What if your new broadband provider can’t arrange the switch?
It’s easy to arrange the switch yourself if you need to. You’ll need to do the following:
- Call your new broadband provider and ask them when they can transfer you over to the new contract
- Book the date for the transfer
- Contact your old provider to confirm that you want to cancel on the day your new service starts
Will I lose internet during the switch?
In most cases, you will be able to switch with little or no service interruption. Your new provider should let you know when the switch is going to happen and if you’re likely to experience any loss of service.
Can I keep my landline phone number if I change broadband providers?
Yes, your current home broadband provider should let you keep your landline number when you move to a new provider, as per Ofcom regulations. Your new provider doesn’t have to accept your request to transfer over your number, so make sure you ask before committing to switching.
Can I keep my email address when I switch broadband?
If you have an email address from your current broadband provider (e.g. a ‘@btinternet.com’ email address, rather than ‘@gmail.com’ or ‘@outlook.com’, for instance), you may or may not be able to keep it, depending on the provider.
You can still access your BT email address for free for 60 days. After that, you’ll need to subscribe to BT’s Premium Mail service to keep using it. It’s a bit costly – you may want to consider switching to a free email address instead.
You can keep Sky email addresses indefinitely, but make sure you log in regularly – Sky shuts down inactive accounts.
You can still use your Virgin Media email address for 90 days after you switch. After then, the account is deleted.
You can still use your TalkTalk address to send and receive emails for 12 months, but with rather limited functionality. After then, the account is deleted.
How long does it take to switch broadband?
This is dependent on the provider and how simple your switch is but typically, it takes between two and four weeks. This is the case for most Openreach-based providers, such as BT.
If you need any installation or engineering work done, it might take a little longer – but your internet should still work during this time. You can talk to your new provider to find out how long your switch should take.

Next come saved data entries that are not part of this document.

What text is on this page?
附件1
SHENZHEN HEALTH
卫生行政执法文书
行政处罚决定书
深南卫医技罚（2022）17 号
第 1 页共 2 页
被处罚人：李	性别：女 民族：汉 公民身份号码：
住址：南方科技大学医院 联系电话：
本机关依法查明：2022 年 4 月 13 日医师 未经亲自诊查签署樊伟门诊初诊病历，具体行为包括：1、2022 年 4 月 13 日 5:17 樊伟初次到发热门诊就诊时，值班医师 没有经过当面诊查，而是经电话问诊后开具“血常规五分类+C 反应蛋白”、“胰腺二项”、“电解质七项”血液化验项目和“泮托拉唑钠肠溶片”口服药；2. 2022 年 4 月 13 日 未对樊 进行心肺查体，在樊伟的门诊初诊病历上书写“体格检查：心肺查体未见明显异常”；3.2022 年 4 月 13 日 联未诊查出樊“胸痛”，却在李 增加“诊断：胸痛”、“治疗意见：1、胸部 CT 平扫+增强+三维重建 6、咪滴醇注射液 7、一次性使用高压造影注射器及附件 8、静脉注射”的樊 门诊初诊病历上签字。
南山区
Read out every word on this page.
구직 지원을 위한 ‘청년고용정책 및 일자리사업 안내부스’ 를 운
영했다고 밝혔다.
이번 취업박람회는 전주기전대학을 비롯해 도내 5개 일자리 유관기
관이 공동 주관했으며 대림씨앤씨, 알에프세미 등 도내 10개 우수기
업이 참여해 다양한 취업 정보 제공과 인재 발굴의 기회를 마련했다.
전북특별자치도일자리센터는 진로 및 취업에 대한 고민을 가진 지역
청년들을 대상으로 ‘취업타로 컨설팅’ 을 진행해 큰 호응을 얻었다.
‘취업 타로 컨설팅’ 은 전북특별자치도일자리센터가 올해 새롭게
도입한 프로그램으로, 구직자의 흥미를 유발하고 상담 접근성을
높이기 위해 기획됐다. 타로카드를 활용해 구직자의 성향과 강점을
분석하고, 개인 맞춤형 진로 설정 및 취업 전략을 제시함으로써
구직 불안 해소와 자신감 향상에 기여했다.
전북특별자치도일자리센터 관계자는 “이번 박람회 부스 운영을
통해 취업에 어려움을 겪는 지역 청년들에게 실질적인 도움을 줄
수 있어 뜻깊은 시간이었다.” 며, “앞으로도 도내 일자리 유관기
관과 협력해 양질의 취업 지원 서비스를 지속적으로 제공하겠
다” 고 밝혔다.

Where can I get the best deal on broadband?
The best broadband package is what works best for you, so think about your usage habits and budget when assessing what’s on offer.
You can compare broadband deals with MoneySuperMarket. All you need to do is input your postcode and we’ll show you all the broadband deals available in your area. You can filter by speed or contract length, as well as viewing deals that include a TV package or landline phone calls.
Sources and methodology
*Based on average monthly bill of £32.69 from nationally representative sample (1000) vs cheapest monthly cost for superfast broadband (>55Mbps), Vodafone £22/m. Annual saving £128.28.